I turned up the other day for a CTG and had to have it done in the recovery section, as the normal room was occupied. There are 4 beds in recovery, mainly for women who have just had a cesearean. I was lying in my little curtained-off section, listening to the heartbeat, when a fairly young woman was wheeled in with her new baby. She was accompanied by her mother and partner. I couldnt see her, but I could hear her tinny, very young-sounding voice.
"Ohhhhhhhh. I have a dauuugghhhttterrrrrrrrr!" she emphatically exclaimed. Over and over and over she said this. "I cant believe I get to keep you!!!"

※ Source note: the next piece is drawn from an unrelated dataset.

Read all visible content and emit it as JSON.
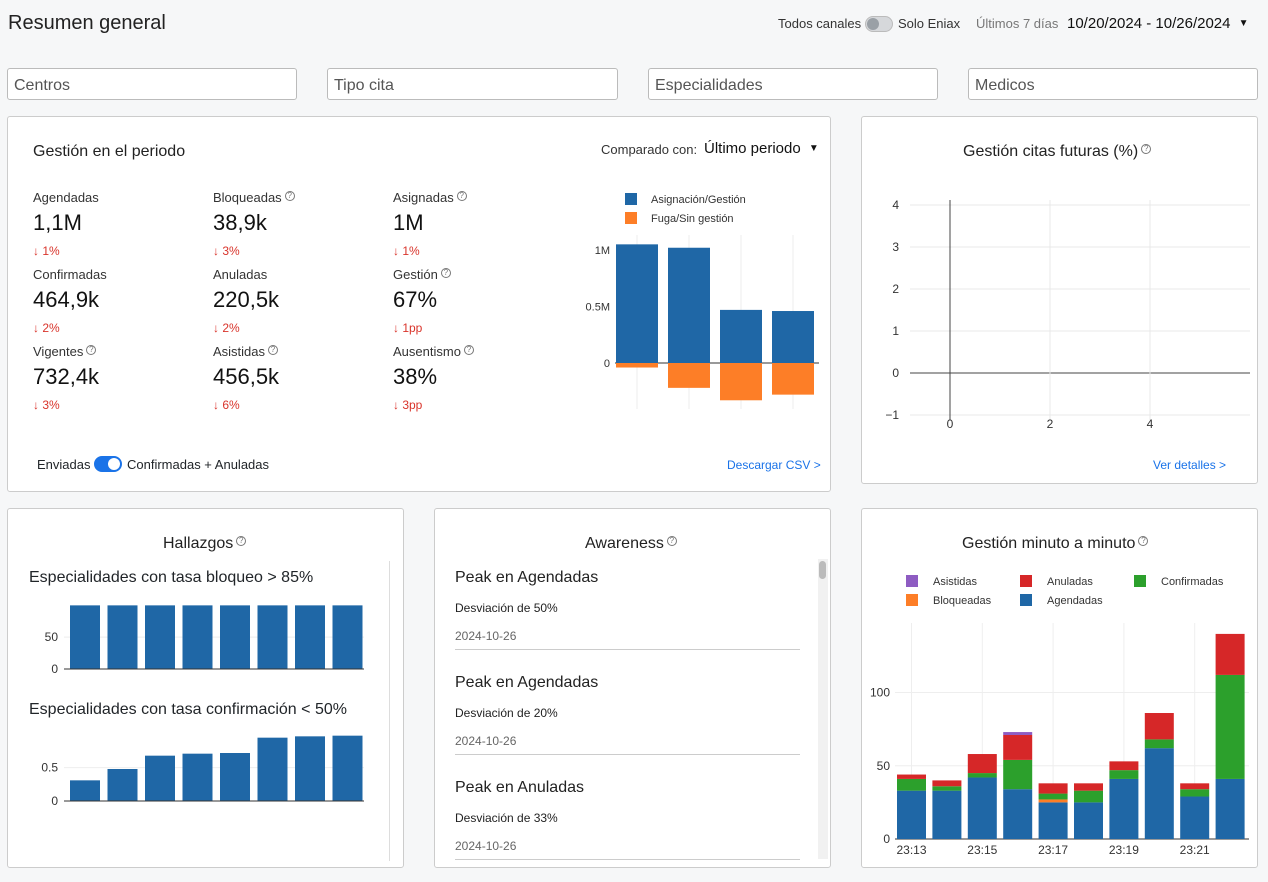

Then came the phone calls and the desperate attempts to post her news to Facebook. "Hello? I have a dauuugghhhttterrrrrrrrr! She's perfecttttttt!" Cue: vivid and detailed explanations of her new baby's appearance. "Black curly hair! Beautiful fingernails!"
I lay there, listening to this. I'm not an unreasonable person. I know that: 1. She didnt know I was there. 2. She didnt know my situation. 3. Even if she did, who cares? She was entitled to gush over and celebrate her baby.

But it was still cutting to listen to it.

When she said:  I have a dauuugghhhttterrrrrrrrr! I thought: "Me too."
When she said: She's perfecttttttt! I thought "so is mine."
When she said: I cant believe I get to keep you!!! I thought: "You lucky, lucky woman."